Section I: Multiple Choice Mastery

The multiple-choice section of the Calculus BC exam tests fundamental concepts and the ability to apply them quickly and accurately. Let's explore some illustrative examples from the 2013 International Practice Exam.

Question 1 (Non-Calculator):

If f(x) = ln(x^2 + 1), then f'(x) = ?

Solution:

This question requires applying the chain rule.

1. Identify the outer and inner functions: The outer function is ln(u) and the inner function is u = x^2 + 1.
2. Find the derivatives: The derivative of ln(u) is 1/u, and the derivative of x^2 + 1 is 2x.
3. Apply the chain rule: f'(x) = (1/(x^2 + 1)) * (2x) = 2x / (x^2 + 1)

Answer: 2x / (x^2 + 1)

Key Takeaway: This problem highlights the importance of mastering the chain rule and recognizing composite functions.

Question 2 (Non-Calculator):

The area of the region enclosed by the curves y = x^2 and y = 4x - x^2 is ?

Solution:

This problem tests the ability to find the area between two curves.

1. Find the points of intersection: Set x^2 = 4x - x^2, which simplifies to 2x^2 - 4x = 0. Factoring gives 2x(x - 2) = 0, so the points of intersection are x = 0 and x = 2.
2. Determine which curve is on top: Between x = 0 and x = 2, 4x - x^2 is greater than x^2. This can be tested by picking a value between 0 and 2, such as x = 1. At x = 1, 4x - x^2 = 3 and x^2 = 1.
3. Set up the integral: The area is given by the integral of the top curve minus the bottom curve, from the left intersection point to the right intersection point: ∫[0, 2] (4x - x^2 - x^2) dx = ∫[0, 2] (4x - 2x^2) dx
4. Evaluate the integral: ∫[0, 2] (4x - 2x^2) dx = [2x^2 - (2/3)x^3] evaluated from 0 to 2 = (2(2)^2 - (2/3)(2)^3) - (0) = 8 - 16/3 = 8/3

Answer: 8/3

Key Takeaway: This question emphasizes the need to find intersection points and correctly set up the integral representing the area between curves.

Question 3 (Calculator Allowed):

A particle moves along the x-axis so that its velocity at time t is given by v(t) = 3t^2 - 12t + 9. What is the total distance traveled by the particle from t = 0 to t = 4?

Solution:

This problem involves finding total distance traveled, which requires considering changes in direction.

1. Find when the particle changes direction: Set v(t) = 0 to find the times when the particle changes direction: 3t^2 - 12t + 9 = 0. Divide by 3: t^2 - 4t + 3 = 0. Factor: (t - 1)(t - 3) = 0. So the particle changes direction at t = 1 and t = 3.
2. Integrate the absolute value of the velocity: The total distance traveled is ∫[0, 4] |v(t)| dt = ∫[0, 4] |3t^2 - 12t + 9| dt.

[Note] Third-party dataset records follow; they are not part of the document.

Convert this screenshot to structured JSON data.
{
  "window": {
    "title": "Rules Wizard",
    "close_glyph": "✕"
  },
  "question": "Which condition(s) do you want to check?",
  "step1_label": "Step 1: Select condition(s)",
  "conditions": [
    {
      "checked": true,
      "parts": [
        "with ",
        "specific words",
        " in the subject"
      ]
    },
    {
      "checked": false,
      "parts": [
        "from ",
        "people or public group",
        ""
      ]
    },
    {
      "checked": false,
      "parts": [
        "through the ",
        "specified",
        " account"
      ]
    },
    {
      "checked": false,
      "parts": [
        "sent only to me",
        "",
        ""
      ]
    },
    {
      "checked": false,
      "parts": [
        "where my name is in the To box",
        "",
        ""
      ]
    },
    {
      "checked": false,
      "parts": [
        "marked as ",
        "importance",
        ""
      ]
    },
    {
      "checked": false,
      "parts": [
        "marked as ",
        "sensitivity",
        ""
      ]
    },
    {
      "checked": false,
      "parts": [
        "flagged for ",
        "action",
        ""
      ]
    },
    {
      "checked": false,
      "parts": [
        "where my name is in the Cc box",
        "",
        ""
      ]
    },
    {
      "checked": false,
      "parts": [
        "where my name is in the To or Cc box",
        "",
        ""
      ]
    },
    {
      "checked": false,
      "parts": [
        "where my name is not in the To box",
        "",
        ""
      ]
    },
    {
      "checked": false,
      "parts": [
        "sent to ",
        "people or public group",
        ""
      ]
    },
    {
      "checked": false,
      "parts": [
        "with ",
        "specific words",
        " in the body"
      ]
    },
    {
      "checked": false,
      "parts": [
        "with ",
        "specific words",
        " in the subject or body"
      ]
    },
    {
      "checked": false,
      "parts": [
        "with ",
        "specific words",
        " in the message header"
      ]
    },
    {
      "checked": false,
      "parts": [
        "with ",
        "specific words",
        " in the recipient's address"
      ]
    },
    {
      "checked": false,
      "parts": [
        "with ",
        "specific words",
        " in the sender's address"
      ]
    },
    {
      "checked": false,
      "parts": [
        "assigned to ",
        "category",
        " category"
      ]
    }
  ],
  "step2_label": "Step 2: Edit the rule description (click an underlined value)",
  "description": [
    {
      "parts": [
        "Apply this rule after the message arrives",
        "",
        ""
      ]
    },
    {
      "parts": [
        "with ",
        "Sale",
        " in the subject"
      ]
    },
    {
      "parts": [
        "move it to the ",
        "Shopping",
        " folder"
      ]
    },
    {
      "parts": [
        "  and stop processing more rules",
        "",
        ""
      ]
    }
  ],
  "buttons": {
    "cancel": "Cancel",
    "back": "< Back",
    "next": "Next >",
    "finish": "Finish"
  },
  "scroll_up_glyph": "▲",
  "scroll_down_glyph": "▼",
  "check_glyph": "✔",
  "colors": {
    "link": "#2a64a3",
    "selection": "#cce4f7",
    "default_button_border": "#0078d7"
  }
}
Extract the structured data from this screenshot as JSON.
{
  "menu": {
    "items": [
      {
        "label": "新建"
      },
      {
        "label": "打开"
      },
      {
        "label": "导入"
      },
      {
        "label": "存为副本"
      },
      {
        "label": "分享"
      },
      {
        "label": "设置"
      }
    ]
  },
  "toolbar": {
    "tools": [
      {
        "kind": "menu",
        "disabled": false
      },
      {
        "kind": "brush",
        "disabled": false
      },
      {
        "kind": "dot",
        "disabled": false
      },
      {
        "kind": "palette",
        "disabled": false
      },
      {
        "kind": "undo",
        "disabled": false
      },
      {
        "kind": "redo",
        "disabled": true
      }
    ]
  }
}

This can be broken into three integrals: ∫[0, 1] (3t^2 - 12t + 9) dt + ∫[1, 3] -(3t^2 - 12t + 9) dt + ∫[3, 4] (3t^2 - 12t + 9) dt
3. Evaluate the integrals: ∫[0, 1] (3t^2 - 12t + 9) dt = [t^3 - 6t^2 + 9t] from 0 to 1 = (1 - 6 + 9) - 0 = 4. ∫[1, 3] -(3t^2 - 12t + 9) dt = -[t^3 - 6t^2 + 9t] from 1 to 3 = -[(27 - 54 + 27) - (1 - 6 + 9)] = -[0 - 4] = 4. ∫[3, 4] (3t^2 - 12t + 9) dt = [t^3 - 6t^2 + 9t] from 3 to 4 = (64 - 96 + 36) - (27 - 54 + 27) = 4 - 0 = 4.
4. Add the distances: The total distance traveled is 4 + 4 + 4 = 12.

Answer: 12

Key Takeaway: Understanding the difference between displacement and total distance traveled is crucial. Remembering to integrate the absolute value of the velocity function is essential. Utilizing a calculator for integration can save time and reduce errors.

Question 4 (Calculator Allowed):

The solution to the differential equation dy/dx = x/y with the initial condition y(1) = 2 is ?

Solution:

This question tests the ability to solve a separable differential equation.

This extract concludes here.